Plus généralement, ce type de tourisme brasse large. Dans les faits d’ailleurs, beaucoup de touristes visitent de tels sites touristiques au cours d’un voyage.

" Il y a une partie qui est tout à fait sans controverse, par exemple tout ce qui touche au tourisme de mémoire : visiter Auschwitz ou Ground Zero à New York. Là, on y va plutôt dans une démarche mémorielle. " Mais ce n’est pas que cela.

"Je pense à certains touristes partis dans des régions en conflit. En Irak, par exemple : un touriste est allé là-bas et s’est fait tuer. Il y en a qui se sont fait enlever, également ", poursuit la blogueuse.

Il y a donc aussi une mise en danger volontaire. Philip Stone, professeur à la tête d’un centre de recherche sur le " Dark tourism " suppose que les humains veulent se confronter à la mort pour se sentir plus vivant étant donné que, surtout dans le monde occidental, on tient la mort à distance.

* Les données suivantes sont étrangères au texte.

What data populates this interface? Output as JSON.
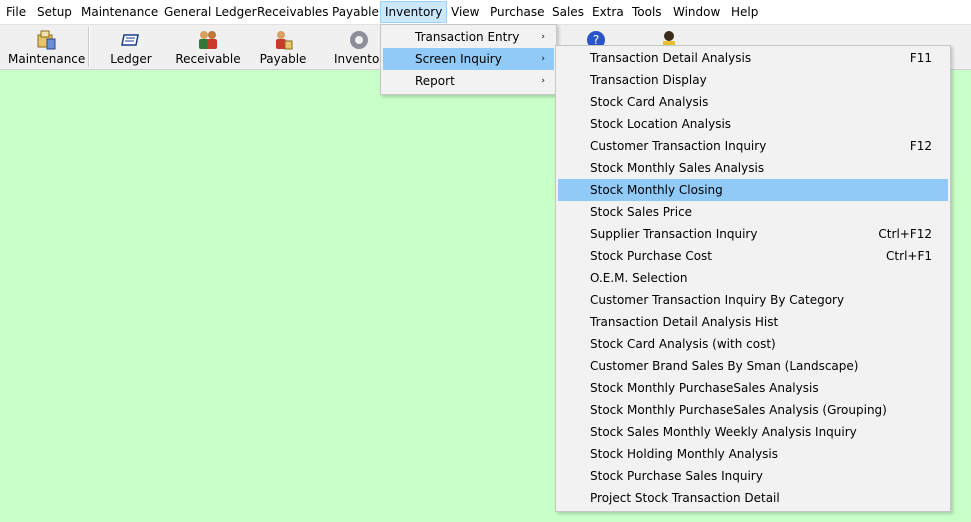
{
  "menubar": [
    "File",
    "Setup",
    "Maintenance",
    "General Ledger",
    "Receivables",
    "Payable",
    "Inventory",
    "View",
    "Purchase",
    "Sales",
    "Extra",
    "Tools",
    "Window",
    "Help"
  ],
  "toolbar": [
    "Maintenance",
    "Ledger",
    "Receivable",
    "Payable",
    "Inventory"
  ],
  "inventory_menu": {
    "items": [
      "Transaction Entry",
      "Screen Inquiry",
      "Report"
    ],
    "arrow": "›"
  },
  "screen_inquiry_menu": {
    "items": [
      {
        "label": "Transaction Detail Analysis",
        "shortcut": "F11"
      },
      {
        "label": "Transaction Display",
        "shortcut": ""
      },
      {
        "label": "Stock Card Analysis",
        "shortcut": ""
      },
      {
        "label": "Stock Location Analysis",
        "shortcut": ""
      },
      {
        "label": "Customer Transaction Inquiry",
        "shortcut": "F12"
      },
      {
        "label": "Stock Monthly Sales Analysis",
        "shortcut": ""
      },
      {
        "label": "Stock Monthly Closing",
        "shortcut": ""
      },
      {
        "label": "Stock Sales Price",
        "shortcut": ""
      },
      {
        "label": "Supplier Transaction Inquiry",
        "shortcut": "Ctrl+F12"
      },
      {
        "label": "Stock Purchase Cost",
        "shortcut": "Ctrl+F1"
      },
      {
        "label": "O.E.M. Selection",
        "shortcut": ""
      },
      {
        "label": "Customer Transaction Inquiry By Category",
        "shortcut": ""
      },
      {
        "label": "Transaction Detail Analysis Hist",
        "shortcut": ""
      },
      {
        "label": "Stock Card Analysis (with cost)",
        "shortcut": ""
      },
      {
        "label": "Customer Brand Sales By Sman (Landscape)",
        "shortcut": ""
      },
      {
        "label": "Stock Monthly PurchaseSales Analysis",
        "shortcut": ""
      },
      {
        "label": "Stock Monthly PurchaseSales Analysis (Grouping)",
        "shortcut": ""
      },
      {
        "label": "Stock Sales Monthly Weekly Analysis Inquiry",
        "shortcut": ""
      },
      {
        "label": "Stock Holding Monthly Analysis",
        "shortcut": ""
      },
      {
        "label": "Stock Purchase Sales Inquiry",
        "shortcut": ""
      },
      {
        "label": "Project Stock Transaction Detail",
        "shortcut": ""
      }
    ]
  },
  "colors": {
    "workspace": "#c8fec8",
    "menu_highlight": "#91c9f7",
    "menubar_active": "#cce8ff"
  }
}
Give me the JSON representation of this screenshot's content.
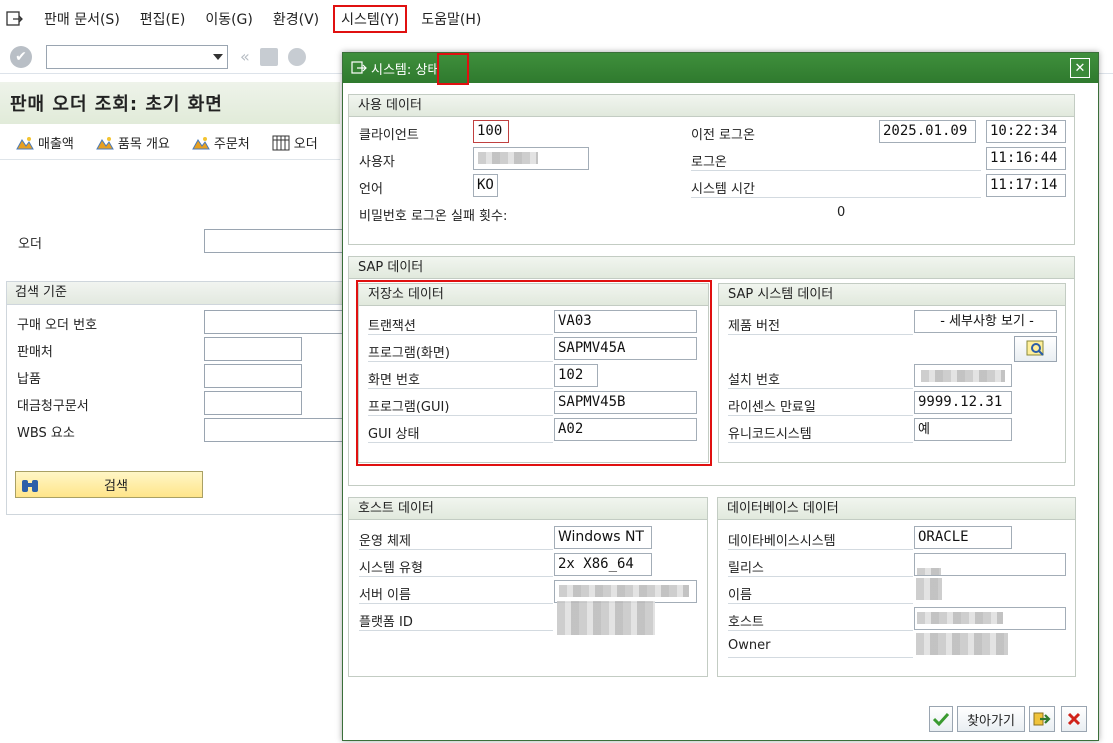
{
  "menu": {
    "items": [
      "판매 문서(S)",
      "편집(E)",
      "이동(G)",
      "환경(V)",
      "시스템(Y)",
      "도움말(H)"
    ]
  },
  "title": "판매 오더 조회: 초기 화면",
  "app_toolbar": {
    "buttons": [
      "매출액",
      "품목 개요",
      "주문처",
      "오더"
    ]
  },
  "form": {
    "order_label": "오더",
    "search_group": "검색 기준",
    "fields": [
      "구매 오더 번호",
      "판매처",
      "납품",
      "대금청구문서",
      "WBS 요소"
    ],
    "search_button": "검색"
  },
  "dialog": {
    "title": "시스템: 상태",
    "usage": {
      "header": "사용 데이터",
      "client_label": "클라이언트",
      "client_value": "100",
      "user_label": "사용자",
      "language_label": "언어",
      "language_value": "KO",
      "failed_logons_label": "비밀번호 로그온 실패 횟수:",
      "failed_logons_value": "0",
      "prev_logon_label": "이전 로그온",
      "prev_logon_date": "2025.01.09",
      "prev_logon_time": "10:22:34",
      "logon_label": "로그온",
      "logon_time": "11:16:44",
      "system_time_label": "시스템 시간",
      "system_time": "11:17:14"
    },
    "sap": {
      "header": "SAP 데이터",
      "repo": {
        "header": "저장소 데이터",
        "transaction_label": "트랜잭션",
        "transaction_value": "VA03",
        "program_screen_label": "프로그램(화면)",
        "program_screen_value": "SAPMV45A",
        "screen_no_label": "화면 번호",
        "screen_no_value": "102",
        "program_gui_label": "프로그램(GUI)",
        "program_gui_value": "SAPMV45B",
        "gui_status_label": "GUI 상태",
        "gui_status_value": "A02"
      },
      "system": {
        "header": "SAP 시스템 데이터",
        "product_version_label": "제품 버전",
        "product_version_value": "- 세부사항 보기 -",
        "install_no_label": "설치 번호",
        "license_label": "라이센스 만료일",
        "license_value": "9999.12.31",
        "unicode_label": "유니코드시스템",
        "unicode_value": "예"
      }
    },
    "host": {
      "header": "호스트 데이터",
      "os_label": "운영 체제",
      "os_value": "Windows NT",
      "system_type_label": "시스템 유형",
      "system_type_value": "2x X86_64",
      "server_label": "서버 이름",
      "platform_label": "플랫폼 ID"
    },
    "db": {
      "header": "데이터베이스 데이터",
      "db_system_label": "데이타베이스시스템",
      "db_system_value": "ORACLE",
      "release_label": "릴리스",
      "name_label": "이름",
      "host_label": "호스트",
      "owner_label": "Owner"
    },
    "footer": {
      "navigate_label": "찾아가기"
    }
  },
  "colors": {
    "dialog_title_bg": "#2f7a2e",
    "highlight": "#e01010",
    "search_button_bg": "#ffe58a"
  }
}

Le business des tours-opérateurs

Dans certains pays, le concept est poussé à l’extrême. Aux Etats Unis, on peut par exemple repartir sur les traces du " Cannibale de Milwaukee ", un tueur en série bien connu là-bas. Au Mexique aussi les tours-opérateurs s’en frottent les mains en organisant des circuits qui flirtent avec le glauque. Là, on part sur les traces de Pablo Escobar, " où on peut même rencontrer son garde du corps dont on ne sait pas trop s’il est repenti ou pas. Il y a aussi, et apparemment c’est même assez cher, une visite où on vous met dans la peau d’un migrant mexicain ou centre américain qui tente de passer la frontière pour rejoindre les Etats-Unis."

Une série Netflix…

Le géant américain n’a pas perdu son temps pour investir dans le "Dark Tourism". Il en fait d’ailleurs une série de ce nom. Pour l’heure, elle est assez controversée dans le monde anglo-saxon. On y verrait trop de désinvolture de la part du journaliste néo-zélandais David Farrier qui part dans un périple autour du monde. Plus récemment encore, la nouvelle série " Chernobyl ", la mieux cotée de tous les temps diffusée sur Netlfix et évoquant la catastrophe de 1986 relance aussi le débat autour du " Dark Tourism ". Depuis sa sortie, les réservations dans les tour-opérateurs ukrainiens décollent. Avec cela, des photos indécentes fleurissent sur les réseaux sociaux. Des selfies tout sourire, des attitudes inappropriées et même une pose en string dans un paysage de désolation ont poussé le créateur de la série, Craig Mazin a réagir. Il en appelle ainsi à plus de respect envers les victimes de la plus importante catastrophe nucléaire de l’histoire.